I wrote this play in this moment because I already had an interest in trying to write a piece that was a thriller. So I asked myself, What could that look like? What are the greater themes that I could explore in spite of that? What could be something that’s fun for me, inside of this challenging moment, to write? I think that, oftentimes, Black writers, or any writer who’s a member of a marginalized group, is expected to write a certain kind of story. We’re sort of redlined as storytellers into writing work that’s meant to be reactive to the way that a dominant culture is marginalizing or oppressing us. And I’m always sort of bucking against that. I think Black people should write whatever they want. In short, I wrote this play because it was fun. It was fun for me to write, and I wanted to provide for my collaborators. I knew it would be audio theater that was illustrated, a rich landscape. And I felt like this setting, this way of using language, these characters, this story, would provide for some really fun visuals, some visuals that were cool to explore.

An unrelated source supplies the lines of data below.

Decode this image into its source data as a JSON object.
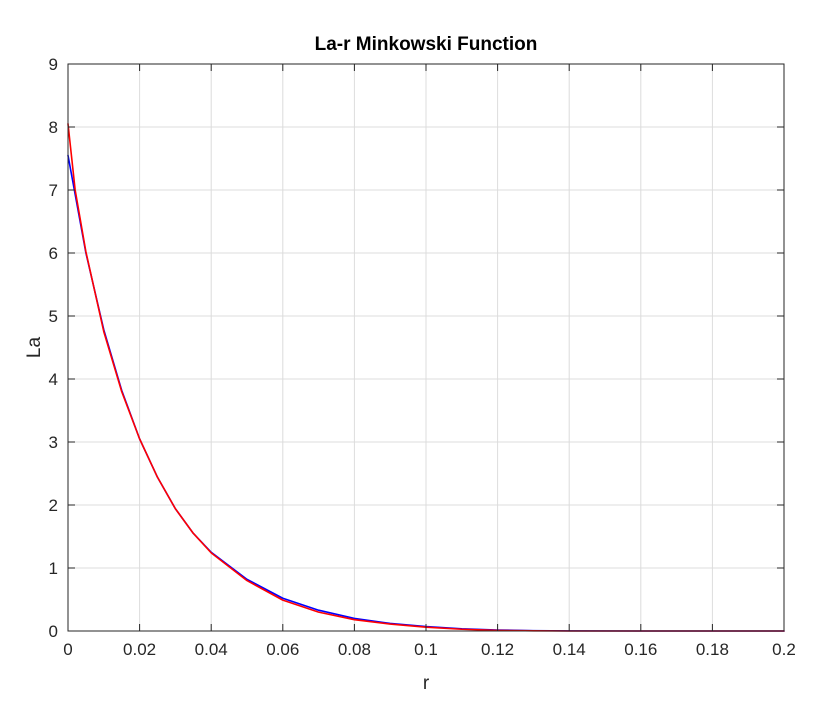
{
  "chart_data": {
    "type": "line",
    "title": "La-r Minkowski Function",
    "xlabel": "r",
    "ylabel": "La",
    "xlim": [
      0,
      0.2
    ],
    "ylim": [
      0,
      9
    ],
    "xticks": [
      "0",
      "0.02",
      "0.04",
      "0.06",
      "0.08",
      "0.1",
      "0.12",
      "0.14",
      "0.16",
      "0.18",
      "0.2"
    ],
    "yticks": [
      "0",
      "1",
      "2",
      "3",
      "4",
      "5",
      "6",
      "7",
      "8",
      "9"
    ],
    "grid": true,
    "legend": "none",
    "colors": {
      "blue_series": "#0000ff",
      "red_series": "#ff0000",
      "grid": "#dcdcdc",
      "axes": "#262626"
    },
    "series": [
      {
        "color": "#0000ff",
        "x": [
          0,
          0.005,
          0.01,
          0.015,
          0.02,
          0.025,
          0.03,
          0.035,
          0.04,
          0.05,
          0.06,
          0.07,
          0.08,
          0.09,
          0.1,
          0.11,
          0.12,
          0.13,
          0.14,
          0.16,
          0.18,
          0.2
        ],
        "y": [
          7.55,
          6.0,
          4.78,
          3.82,
          3.05,
          2.44,
          1.94,
          1.55,
          1.25,
          0.82,
          0.52,
          0.33,
          0.2,
          0.12,
          0.07,
          0.035,
          0.015,
          0.006,
          0.002,
          0,
          0,
          0
        ]
      },
      {
        "color": "#ff0000",
        "x": [
          0,
          0.002,
          0.005,
          0.01,
          0.015,
          0.02,
          0.025,
          0.03,
          0.035,
          0.04,
          0.05,
          0.06,
          0.07,
          0.08,
          0.09,
          0.1,
          0.11,
          0.12,
          0.13,
          0.14,
          0.16,
          0.18,
          0.2
        ],
        "y": [
          8.05,
          7.0,
          6.02,
          4.75,
          3.8,
          3.05,
          2.44,
          1.94,
          1.55,
          1.24,
          0.8,
          0.49,
          0.3,
          0.18,
          0.11,
          0.06,
          0.028,
          0.01,
          0.003,
          0,
          0,
          0,
          0
        ]
      }
    ]
  }
}
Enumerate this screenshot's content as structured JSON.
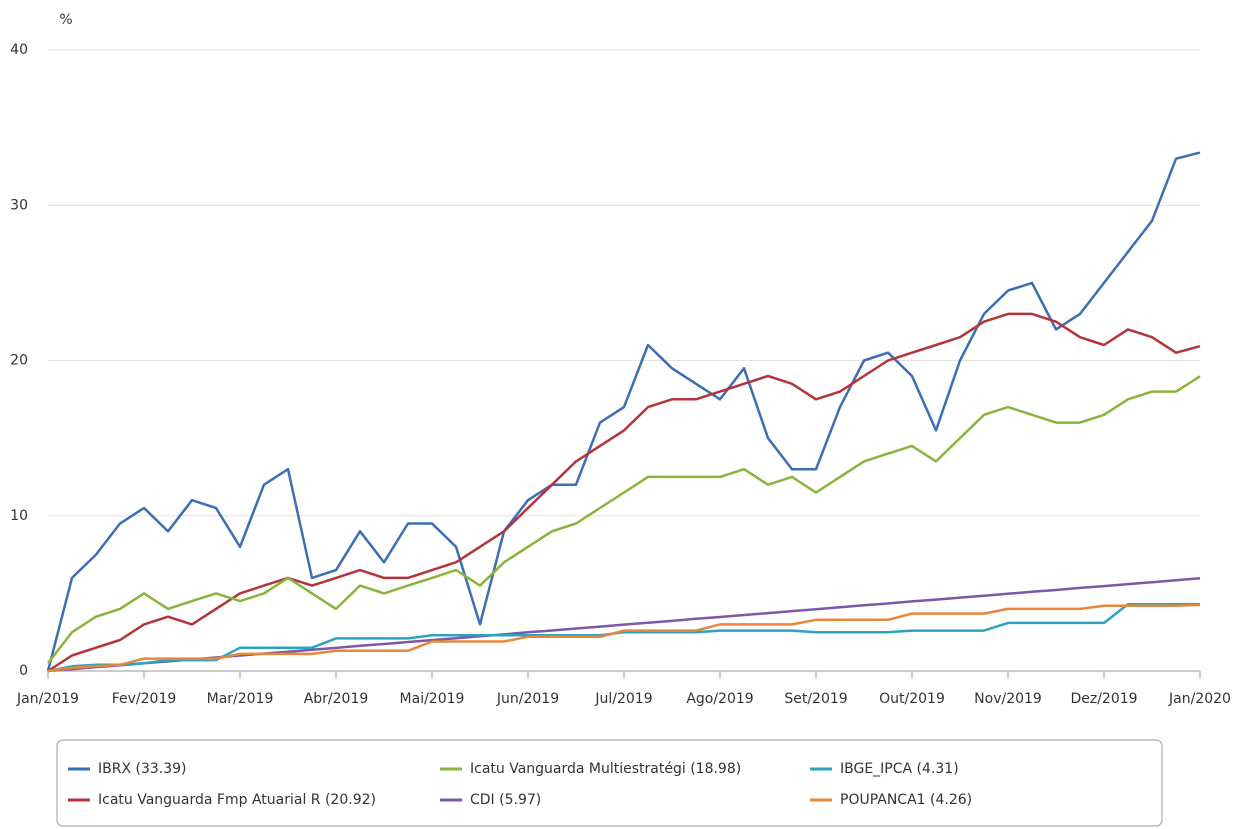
{
  "chart_data": {
    "type": "line",
    "y_label": "%",
    "x": [
      0,
      0.25,
      0.5,
      0.75,
      1,
      1.25,
      1.5,
      1.75,
      2,
      2.25,
      2.5,
      2.75,
      3,
      3.25,
      3.5,
      3.75,
      4,
      4.25,
      4.5,
      4.75,
      5,
      5.25,
      5.5,
      5.75,
      6,
      6.25,
      6.5,
      6.75,
      7,
      7.25,
      7.5,
      7.75,
      8,
      8.25,
      8.5,
      8.75,
      9,
      9.25,
      9.5,
      9.75,
      10,
      10.25,
      10.5,
      10.75,
      11,
      11.25,
      11.5,
      11.75,
      12
    ],
    "xlim": [
      0,
      12
    ],
    "xticks": [
      {
        "value": 0,
        "label": "Jan/2019"
      },
      {
        "value": 1,
        "label": "Fev/2019"
      },
      {
        "value": 2,
        "label": "Mar/2019"
      },
      {
        "value": 3,
        "label": "Abr/2019"
      },
      {
        "value": 4,
        "label": "Mai/2019"
      },
      {
        "value": 5,
        "label": "Jun/2019"
      },
      {
        "value": 6,
        "label": "Jul/2019"
      },
      {
        "value": 7,
        "label": "Ago/2019"
      },
      {
        "value": 8,
        "label": "Set/2019"
      },
      {
        "value": 9,
        "label": "Out/2019"
      },
      {
        "value": 10,
        "label": "Nov/2019"
      },
      {
        "value": 11,
        "label": "Dez/2019"
      },
      {
        "value": 12,
        "label": "Jan/2020"
      }
    ],
    "ylim": [
      0,
      40
    ],
    "yticks": [
      0,
      10,
      20,
      30,
      40
    ],
    "grid": true,
    "legend": "bottom",
    "series": [
      {
        "name": "IBRX (33.39)",
        "color": "#3c6eb4",
        "values": [
          0,
          6,
          7.5,
          9.5,
          10.5,
          9,
          11,
          10.5,
          8,
          12,
          13,
          6,
          6.5,
          9,
          7,
          9.5,
          9.5,
          8,
          3,
          9,
          11,
          12,
          12,
          16,
          17,
          21,
          19.5,
          18.5,
          17.5,
          19.5,
          15,
          13,
          13,
          17,
          20,
          20.5,
          19,
          15.5,
          20,
          23,
          24.5,
          25,
          22,
          23,
          25,
          27,
          29,
          33,
          33.39
        ]
      },
      {
        "name": "Icatu Vanguarda Fmp Atuarial R (20.92)",
        "color": "#b5343c",
        "values": [
          0,
          1,
          1.5,
          2,
          3,
          3.5,
          3,
          4,
          5,
          5.5,
          6,
          5.5,
          6,
          6.5,
          6,
          6,
          6.5,
          7,
          8,
          9,
          10.5,
          12,
          13.5,
          14.5,
          15.5,
          17,
          17.5,
          17.5,
          18,
          18.5,
          19,
          18.5,
          17.5,
          18,
          19,
          20,
          20.5,
          21,
          21.5,
          22.5,
          23,
          23,
          22.5,
          21.5,
          21,
          22,
          21.5,
          20.5,
          20.92
        ]
      },
      {
        "name": "Icatu Vanguarda Multiestratégi (18.98)",
        "color": "#8ab43c",
        "values": [
          0.5,
          2.5,
          3.5,
          4,
          5,
          4,
          4.5,
          5,
          4.5,
          5,
          6,
          5,
          4,
          5.5,
          5,
          5.5,
          6,
          6.5,
          5.5,
          7,
          8,
          9,
          9.5,
          10.5,
          11.5,
          12.5,
          12.5,
          12.5,
          12.5,
          13,
          12,
          12.5,
          11.5,
          12.5,
          13.5,
          14,
          14.5,
          13.5,
          15,
          16.5,
          17,
          16.5,
          16,
          16,
          16.5,
          17.5,
          18,
          18,
          18.98
        ]
      },
      {
        "name": "CDI (5.97)",
        "color": "#7d57a8",
        "values": [
          0,
          0.12,
          0.25,
          0.37,
          0.5,
          0.62,
          0.75,
          0.87,
          1.0,
          1.12,
          1.24,
          1.37,
          1.49,
          1.62,
          1.74,
          1.87,
          1.99,
          2.11,
          2.24,
          2.36,
          2.49,
          2.61,
          2.74,
          2.86,
          2.99,
          3.11,
          3.23,
          3.36,
          3.48,
          3.61,
          3.73,
          3.86,
          3.98,
          4.1,
          4.23,
          4.35,
          4.48,
          4.6,
          4.73,
          4.85,
          4.98,
          5.1,
          5.22,
          5.35,
          5.47,
          5.6,
          5.72,
          5.85,
          5.97
        ]
      },
      {
        "name": "IBGE_IPCA (4.31)",
        "color": "#2ea3c0",
        "values": [
          0,
          0.3,
          0.4,
          0.4,
          0.5,
          0.7,
          0.7,
          0.7,
          1.5,
          1.5,
          1.5,
          1.5,
          2.1,
          2.1,
          2.1,
          2.1,
          2.3,
          2.3,
          2.3,
          2.3,
          2.3,
          2.3,
          2.3,
          2.3,
          2.5,
          2.5,
          2.5,
          2.5,
          2.6,
          2.6,
          2.6,
          2.6,
          2.5,
          2.5,
          2.5,
          2.5,
          2.6,
          2.6,
          2.6,
          2.6,
          3.1,
          3.1,
          3.1,
          3.1,
          3.1,
          4.3,
          4.3,
          4.3,
          4.31
        ]
      },
      {
        "name": "POUPANCA1 (4.26)",
        "color": "#e8863a",
        "values": [
          0,
          0.2,
          0.3,
          0.4,
          0.8,
          0.8,
          0.8,
          0.8,
          1.1,
          1.1,
          1.1,
          1.1,
          1.3,
          1.3,
          1.3,
          1.3,
          1.9,
          1.9,
          1.9,
          1.9,
          2.2,
          2.2,
          2.2,
          2.2,
          2.6,
          2.6,
          2.6,
          2.6,
          3.0,
          3.0,
          3.0,
          3.0,
          3.3,
          3.3,
          3.3,
          3.3,
          3.7,
          3.7,
          3.7,
          3.7,
          4.0,
          4.0,
          4.0,
          4.0,
          4.2,
          4.2,
          4.2,
          4.2,
          4.26
        ]
      }
    ]
  }
}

I was intrigued that Brother, Brother displayed this illusion of a supportive relationship between two brothers, but then evolved into this haunting illustration of deception and betrayal. Then I thought about your play Is God Is, and the root of the story focuses on two sisters who, in short, are in turmoil. Can you tell me why you use siblings as the nucleus of these plays?

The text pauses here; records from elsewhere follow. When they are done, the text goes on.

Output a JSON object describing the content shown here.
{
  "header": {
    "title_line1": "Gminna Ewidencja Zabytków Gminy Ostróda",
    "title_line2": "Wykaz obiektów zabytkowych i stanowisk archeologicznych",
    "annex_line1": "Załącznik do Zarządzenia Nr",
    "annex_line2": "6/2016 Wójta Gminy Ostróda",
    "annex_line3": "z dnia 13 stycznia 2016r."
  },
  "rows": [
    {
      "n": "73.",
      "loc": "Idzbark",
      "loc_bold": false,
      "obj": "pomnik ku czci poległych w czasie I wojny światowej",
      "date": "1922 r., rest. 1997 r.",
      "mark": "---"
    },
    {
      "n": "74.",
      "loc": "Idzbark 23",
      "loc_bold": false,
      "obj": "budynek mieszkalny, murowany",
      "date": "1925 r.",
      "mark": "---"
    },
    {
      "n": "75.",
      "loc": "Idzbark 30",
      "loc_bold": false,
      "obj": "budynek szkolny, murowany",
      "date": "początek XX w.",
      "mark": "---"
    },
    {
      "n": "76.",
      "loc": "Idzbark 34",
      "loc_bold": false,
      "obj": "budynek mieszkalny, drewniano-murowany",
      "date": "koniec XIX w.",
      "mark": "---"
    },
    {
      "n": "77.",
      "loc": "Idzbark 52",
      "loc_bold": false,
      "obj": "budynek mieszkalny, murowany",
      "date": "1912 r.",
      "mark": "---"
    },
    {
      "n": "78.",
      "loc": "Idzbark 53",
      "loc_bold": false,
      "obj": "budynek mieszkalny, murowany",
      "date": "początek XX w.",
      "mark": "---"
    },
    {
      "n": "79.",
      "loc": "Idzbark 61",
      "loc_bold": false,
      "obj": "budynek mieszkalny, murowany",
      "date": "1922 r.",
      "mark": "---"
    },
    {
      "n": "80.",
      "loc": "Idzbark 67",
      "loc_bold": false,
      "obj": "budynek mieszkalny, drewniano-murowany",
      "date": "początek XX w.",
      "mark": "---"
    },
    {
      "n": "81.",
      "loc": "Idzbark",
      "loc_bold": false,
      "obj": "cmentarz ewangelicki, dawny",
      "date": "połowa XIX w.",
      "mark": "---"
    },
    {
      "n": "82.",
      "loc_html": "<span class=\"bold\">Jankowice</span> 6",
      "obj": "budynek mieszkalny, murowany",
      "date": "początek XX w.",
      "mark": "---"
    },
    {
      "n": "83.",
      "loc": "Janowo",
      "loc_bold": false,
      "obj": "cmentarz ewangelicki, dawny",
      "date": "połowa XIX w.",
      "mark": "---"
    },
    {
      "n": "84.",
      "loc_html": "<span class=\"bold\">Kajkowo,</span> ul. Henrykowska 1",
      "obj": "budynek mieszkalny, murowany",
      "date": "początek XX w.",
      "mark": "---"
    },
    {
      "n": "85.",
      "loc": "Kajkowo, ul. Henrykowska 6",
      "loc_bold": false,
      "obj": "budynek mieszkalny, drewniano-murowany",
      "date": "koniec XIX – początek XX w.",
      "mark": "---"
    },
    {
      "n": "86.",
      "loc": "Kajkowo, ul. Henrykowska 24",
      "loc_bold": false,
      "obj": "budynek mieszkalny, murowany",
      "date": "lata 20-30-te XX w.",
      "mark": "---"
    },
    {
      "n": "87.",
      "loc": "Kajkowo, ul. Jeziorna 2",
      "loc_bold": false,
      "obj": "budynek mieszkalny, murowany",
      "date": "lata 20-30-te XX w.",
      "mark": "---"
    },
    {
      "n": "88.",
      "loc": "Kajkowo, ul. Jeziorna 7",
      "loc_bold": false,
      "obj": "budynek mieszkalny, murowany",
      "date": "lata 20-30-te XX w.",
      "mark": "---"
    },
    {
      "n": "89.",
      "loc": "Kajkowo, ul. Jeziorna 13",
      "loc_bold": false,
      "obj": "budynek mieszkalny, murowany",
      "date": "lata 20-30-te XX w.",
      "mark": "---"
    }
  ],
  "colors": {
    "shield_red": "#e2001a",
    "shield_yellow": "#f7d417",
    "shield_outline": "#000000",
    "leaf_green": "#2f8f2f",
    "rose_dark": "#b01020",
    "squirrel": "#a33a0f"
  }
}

Sibling stories are a thing that I reach for quite frequently. What I’m interested in is sort of what it means to have people who’ve been housed in the same womb, be walking the Earth and have two completely different ideas about the world. And then, for myself as an artist, especially with Racine and Anaia — the twin sisters in Is God Is — it was an opportunity to sort of argue with myself around certain ideas. So the twins become an avatar for arguments that are in contention, but inside of the same being. I like the repartee that I can exhibit with siblings. I like that there’s a history already with them. I like that there are already stakes with a set of twins. With Brother, Brother I get to explore jealousy. We know the Bible story of Cain and Abel. It’s familiar, I guess you could say, but I get to put my spin on it with my siblings, with the way they use language and their cultural context. I just find it a delicious way to enter a story through these two folks who share parentage but may have really different ideas, and some similarities.
Another play of yours, What to Send Up When It Goes Down, will have a summer run at the Brooklyn Botanic Garden this year. This play was last produced in New York in 2018. What do you hope attendees receive from this production this time around?
I hope, primarily, that Black people will come into that space and have a sense of community, of affirmation, of not being gaslit, receive acknowledgment that their trauma is real, and that it is hard out here. I hope that the space is a respite for Black folks. That peace exists, in the language of the play, first and foremost for Black people.
We are watching theater deconstruct and rebuild in real time. What is your hope for the future of live art?
I hope for greater equity. I hope that theater is accessible to more kinds of people — radically diverse and reflective of the world we live in. I hope that monuments come tumbling down. I mean, gosh, that’s saying a lot. I think these simple statements encompass so much. There are so many roadblocks to being a theater artist. A lot of them are financial, and then some of them have to do with biases that exist in the culture, and biases that are systemic inside of many of our institutions. All in all, I want more people to be able to feel like the theater is their tool for contributing to the cultural landscape.
This conversation has been condensed and edited for clarity.